No regrets. “Sociologists will tell you that when people make decisions, the harder the decision was, the more committed they are to it afterwards. So I don’t think at any time I’ve made a wrong decision. That sounds awfully egotistical. But there’s nothing about my life I regret. I feel guilty about some things: there are people in the lab I haven’t taken care of as well as I should have because I was too busy. So I feel a fair amount of guilt. But not regret.”

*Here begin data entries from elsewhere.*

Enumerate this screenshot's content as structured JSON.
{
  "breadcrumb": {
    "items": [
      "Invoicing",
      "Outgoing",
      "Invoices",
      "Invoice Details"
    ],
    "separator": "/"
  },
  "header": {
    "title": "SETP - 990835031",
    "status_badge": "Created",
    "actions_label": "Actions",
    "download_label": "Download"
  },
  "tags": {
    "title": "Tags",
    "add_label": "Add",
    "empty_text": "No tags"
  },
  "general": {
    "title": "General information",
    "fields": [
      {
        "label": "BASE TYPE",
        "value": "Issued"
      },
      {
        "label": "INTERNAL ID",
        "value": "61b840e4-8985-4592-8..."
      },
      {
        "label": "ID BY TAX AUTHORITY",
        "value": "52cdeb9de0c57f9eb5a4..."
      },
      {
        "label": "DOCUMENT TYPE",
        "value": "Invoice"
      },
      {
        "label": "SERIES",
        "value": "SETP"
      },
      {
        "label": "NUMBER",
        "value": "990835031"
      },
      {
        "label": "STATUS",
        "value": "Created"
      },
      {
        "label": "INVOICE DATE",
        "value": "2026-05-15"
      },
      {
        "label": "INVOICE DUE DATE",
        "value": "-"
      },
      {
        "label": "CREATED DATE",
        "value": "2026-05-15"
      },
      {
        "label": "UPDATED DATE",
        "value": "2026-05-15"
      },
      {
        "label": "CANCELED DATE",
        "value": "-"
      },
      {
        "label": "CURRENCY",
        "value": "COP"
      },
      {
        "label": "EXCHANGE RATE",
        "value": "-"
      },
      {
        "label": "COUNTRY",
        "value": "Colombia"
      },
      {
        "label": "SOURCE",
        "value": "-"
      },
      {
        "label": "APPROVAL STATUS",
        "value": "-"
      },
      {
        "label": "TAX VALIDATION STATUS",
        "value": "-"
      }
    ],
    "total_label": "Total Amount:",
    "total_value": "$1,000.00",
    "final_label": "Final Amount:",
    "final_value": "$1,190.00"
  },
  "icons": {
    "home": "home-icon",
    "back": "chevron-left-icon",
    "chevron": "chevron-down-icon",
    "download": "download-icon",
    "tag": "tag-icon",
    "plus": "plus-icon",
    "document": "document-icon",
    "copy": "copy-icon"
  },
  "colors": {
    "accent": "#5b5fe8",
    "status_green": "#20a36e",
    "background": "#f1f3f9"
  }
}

A woman’s place? “At the beginning of my career, chairpersons told me I should be behind the kitchen sink. That came up several times, actually. When we went to Rochester, for example, I was a technician, but I was teaching this immunology course for the biology department. When I applied for a faculty position in the department, the chair at the time said exactly that. That I should be behind the kitchen sink. Of course I paid no attention.”
Tickling the ivories. “There’s something very tactile about just touching a piano key. It’s marvelous. Now I’m learning a little Scriabin and some Bach. The pieces are not that easy to listen to, but they’re tremendously satisfying to play. Scriabin is all about the chords, so there are no tunes you can go away and hum. But I love playing, even though I’m fairly hopeless at it.”
All in the family. “If you ask whether I neglected my family because I worked in lab, I did. But the kids don’t seem to resent it. My parents were a tremendous help. They believed that a family should take care of its own—and everybody else’s. All the kids in the neighborhood would show up to spend time with their ‘pseudograndparents.’ And when my parents got sick, we worked hard to look after them. After they died, my husband and I had a sense of satisfaction that we had done what we could for them. And they were satisfied, too, that they had done what they could for us, for the kids. Which is how families should operate, in my opinion.”
Graceful exits. “My husband has an excellent exit strategy. He builds and repairs guitars. So when he decides he doesn’t want to do science anymore, he can go off and do that. I have the grandchildren. That’s the classic ‘out’ for women, isn’t it? Like all grandmothers, I dote on them. But in the end I think the decision to retire might be made for us. When we don’t have any more grant money, I think we’ll have to get out. Because if we don’t get funded, presumably it will be because people don’t think we’re doing anything useful anymore. So I suppose that would be the signal.”